According to data from the China Association of Automobile Manufacturers, in the past three years, as the penetration rate of new energy passenger vehicles in China has increased rapidly from 5% to 40.4%, the overall market share of joint venture automobile companies has fallen by two percent, to less than 40%. Among them, BYD has surpassed Volkswagen in the north and south this year, ranking first in domestic passenger car sales.

When the model life cycle weakens and it is difficult to quickly launch an iterative model matrix that meets consumer needs, the joint venture brand will fall into a decline in volume and price.

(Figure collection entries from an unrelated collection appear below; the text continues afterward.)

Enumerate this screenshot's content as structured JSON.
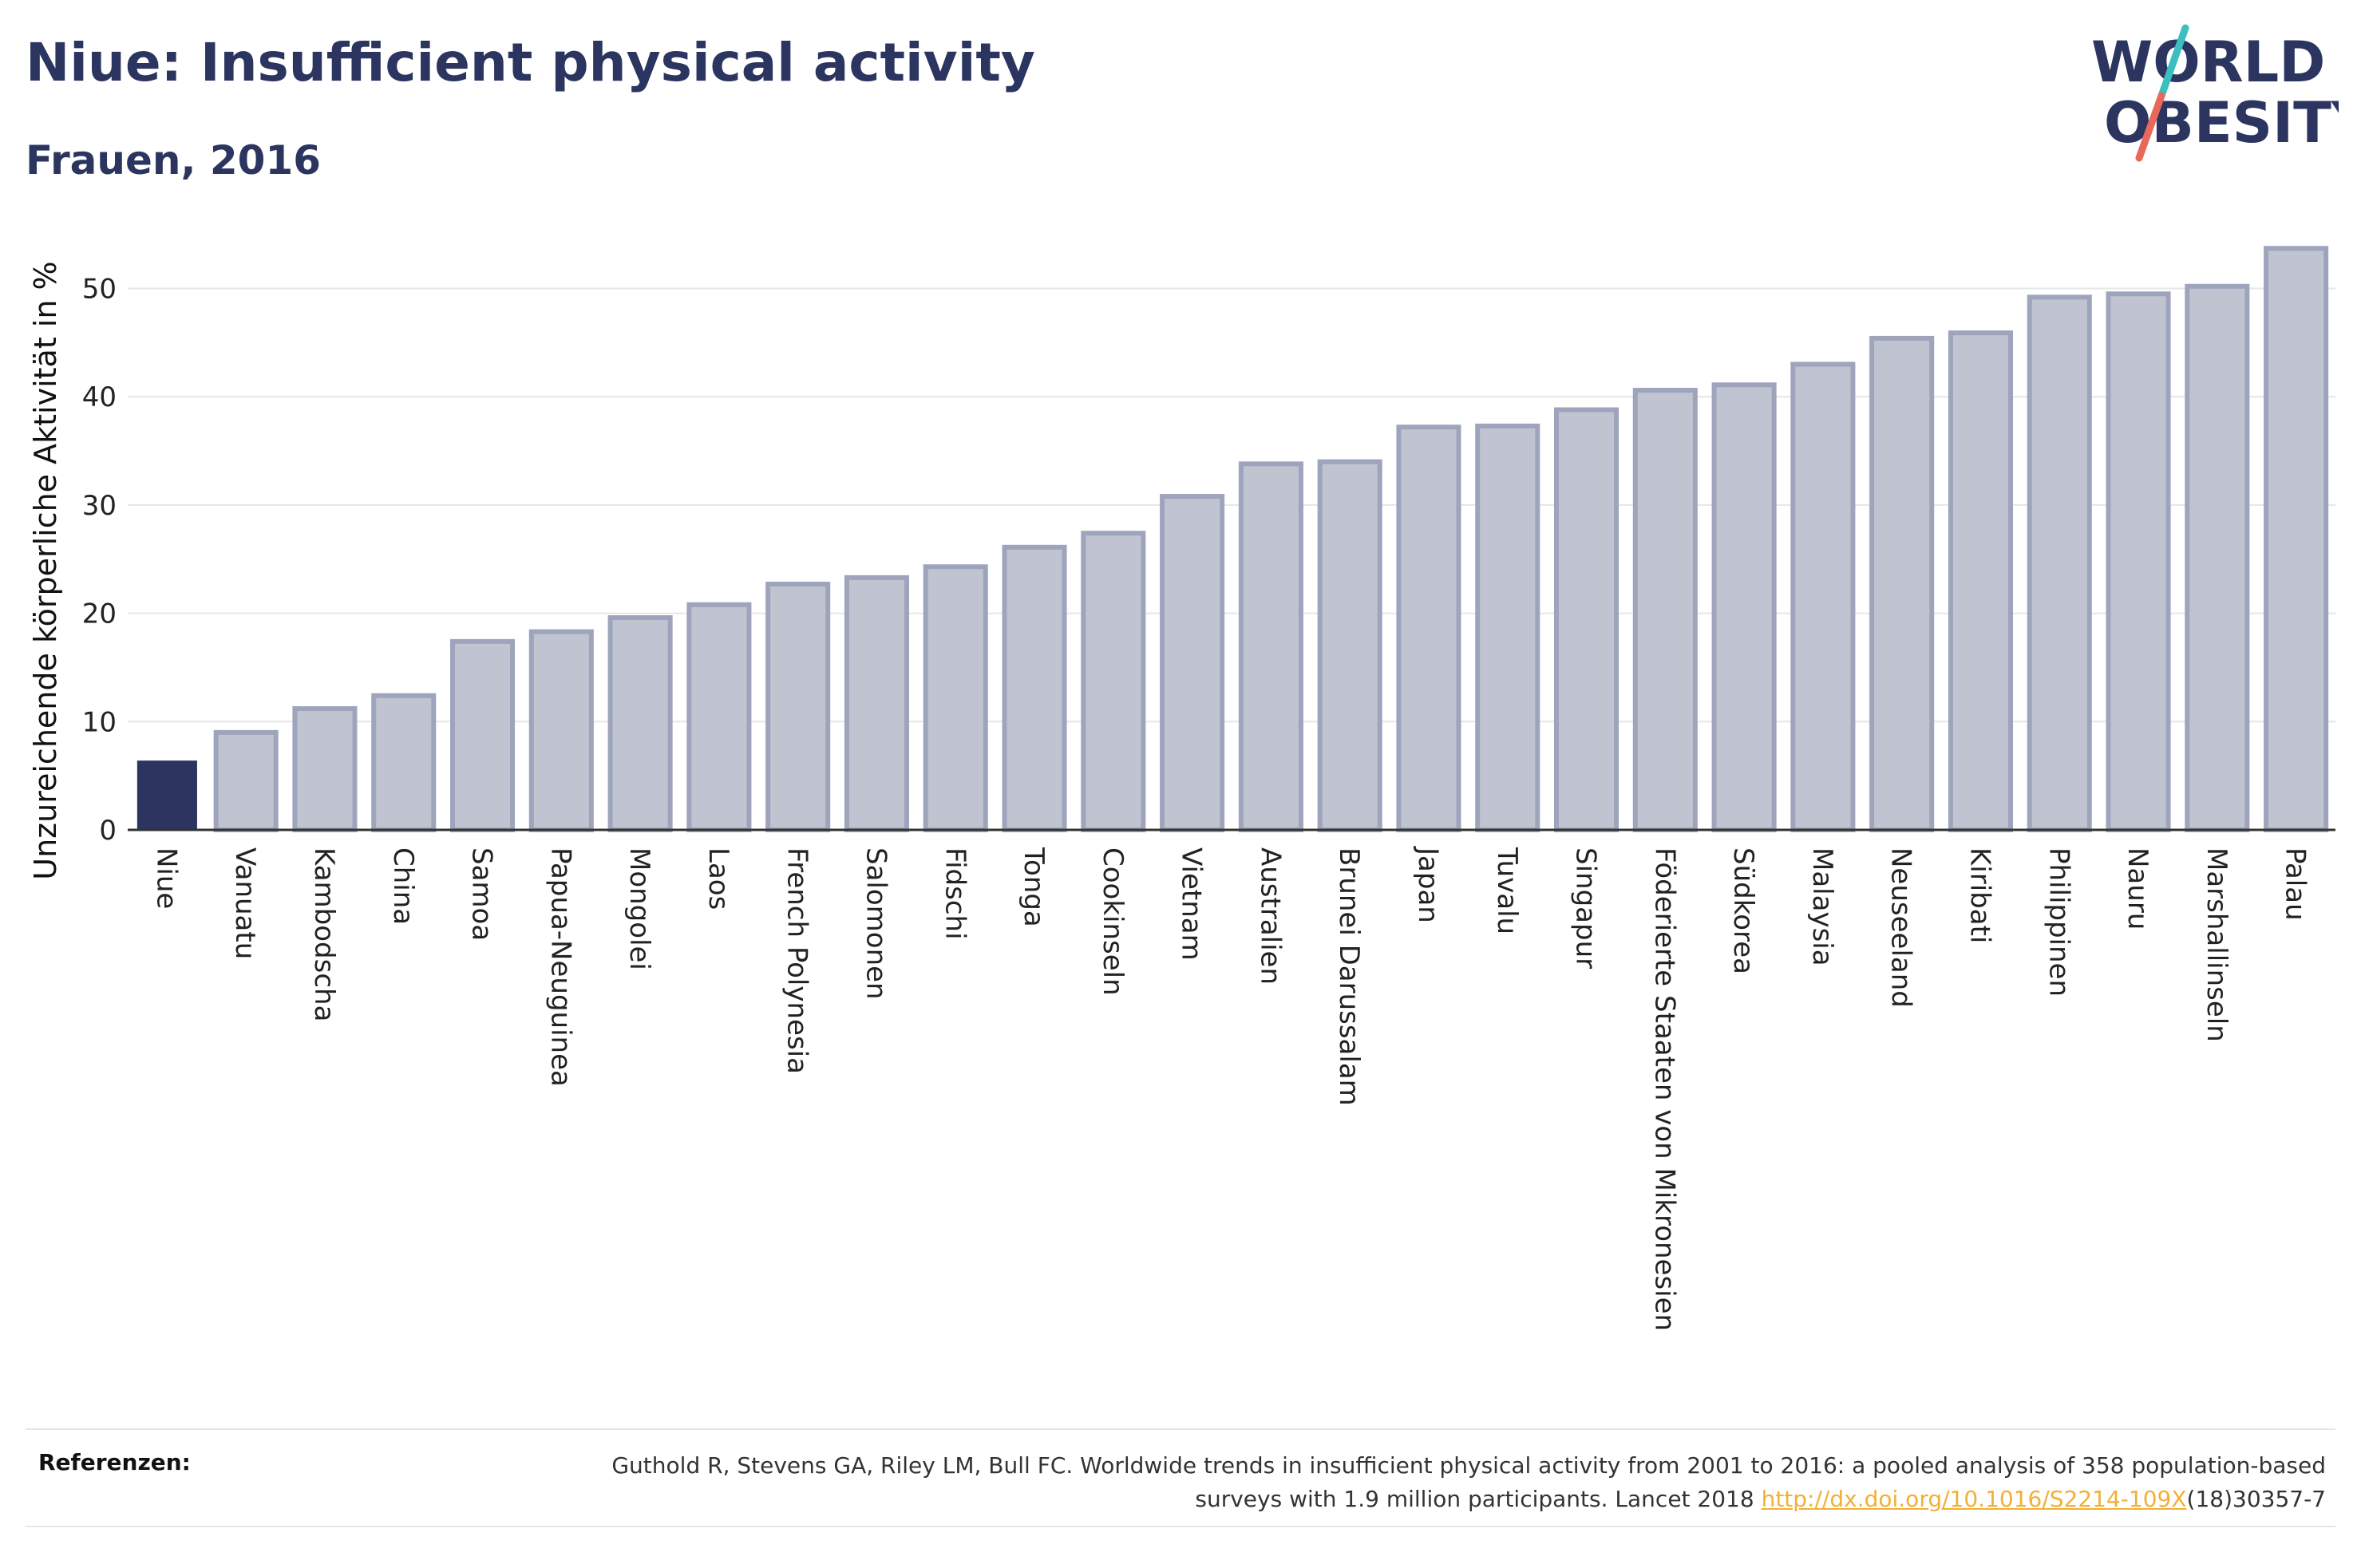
{
  "header": {
    "title": "Niue: Insufficient physical activity",
    "subtitle": "Frauen, 2016"
  },
  "logo": {
    "line1": "WORLD",
    "line2": "OBESITY",
    "colors": {
      "text": "#2b3560",
      "slash_top": "#3cbfbf",
      "slash_bottom": "#e8685a"
    }
  },
  "colors": {
    "highlight_bar": "#2b3560",
    "bar_fill": "#c0c4d0",
    "bar_stroke": "#9ea4bc",
    "grid": "#e6e6e6",
    "axis": "#333333"
  },
  "chart_data": {
    "type": "bar",
    "ylabel": "Unzureichende körperliche Aktivität in %",
    "ylim": [
      0,
      56
    ],
    "yticks": [
      0,
      10,
      20,
      30,
      40,
      50
    ],
    "grid": true,
    "highlight": "Niue",
    "categories": [
      "Niue",
      "Vanuatu",
      "Kambodscha",
      "China",
      "Samoa",
      "Papua-Neuguinea",
      "Mongolei",
      "Laos",
      "French Polynesia",
      "Salomonen",
      "Fidschi",
      "Tonga",
      "Cookinseln",
      "Vietnam",
      "Australien",
      "Brunei Darussalam",
      "Japan",
      "Tuvalu",
      "Singapur",
      "Föderierte Staaten von Mikronesien",
      "Südkorea",
      "Malaysia",
      "Neuseeland",
      "Kiribati",
      "Philippinen",
      "Nauru",
      "Marshallinseln",
      "Palau"
    ],
    "values": [
      6.4,
      9.0,
      11.2,
      12.4,
      17.4,
      18.3,
      19.6,
      20.8,
      22.7,
      23.3,
      24.3,
      26.1,
      27.4,
      30.8,
      33.8,
      34.0,
      37.2,
      37.3,
      38.8,
      40.6,
      41.1,
      43.0,
      45.4,
      45.9,
      49.2,
      49.5,
      50.2,
      53.7
    ]
  },
  "footer": {
    "label": "Referenzen:",
    "text_part1": "Guthold R, Stevens GA, Riley LM, Bull FC. Worldwide trends in insufficient physical activity from 2001 to 2016: a pooled analysis of 358 population-based surveys with 1.9 million participants. Lancet 2018 ",
    "link": "http://dx.doi.org/10.1016/S2214-109X",
    "text_part2": "(18)30357-7"
  }
}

The CITIC Securities Research Report believes that the joint venture brand will gradually reduce its share along the order of "second-line joint venture-first-line Japanese", and is even likely to withdraw from the Chinese market.

In response to the transition crisis, multinational automobile companies such as Ford, Stellantis, and Kia are turning their joint venture factories in China into export bases, relying on China's complete industrial chain to digest redundant fuel vehicle production capacity; Dongfeng Honda and Dongfeng Nissan have launched joint venture independent brands, handing over the dominance of new energy vehicle products to the Chinese side, trying to get rid of the shackles of the original brand genes and meet the new needs of Chinese consumers.

Looking at the international market, Chinese car brands are gaining global attention. During the Shanghai Motor Show in April, executives from nearly all multinational auto brands visited China, where they realized the extent of their failures in China and how long it would take to get back to racing, while the Munich Motor Show in September brought Chinese auto brands deep into the heart of Europe, announcing that the auto industry is facing strong rivals.

In the first half of this year, China has successfully overtaken Japan to become the world's largest exporter of automobiles. According to the analysis, China's automobile exports will exceed 5 million units in 2023. The path of Chinese auto companies going overseas is changing, from the whole vehicle to the overseas production capacity layout. SAIC Motor and BYD are already planning to build vehicle plants in Europe and Thailand.

However, the situation of cars going overseas is also more complicated. Geopolitical uncertainties also cast a shadow over auto exports from the European Union's announcement of a countervailing investigation into Chinese electric vehicles in September and the U.S. government's consideration of tariffs on Chinese electric vehicles in December.

Whether it is brand building, local market compliance, product development for the target market, or overseas supply chain and talent system construction, it will be the problem that Chinese independent brands will solve when they develop overseas. When the export volume of Chinese enterprises reaches a certain scale, these problems are overcome, and a real Chinese multinational automobile giant may be born.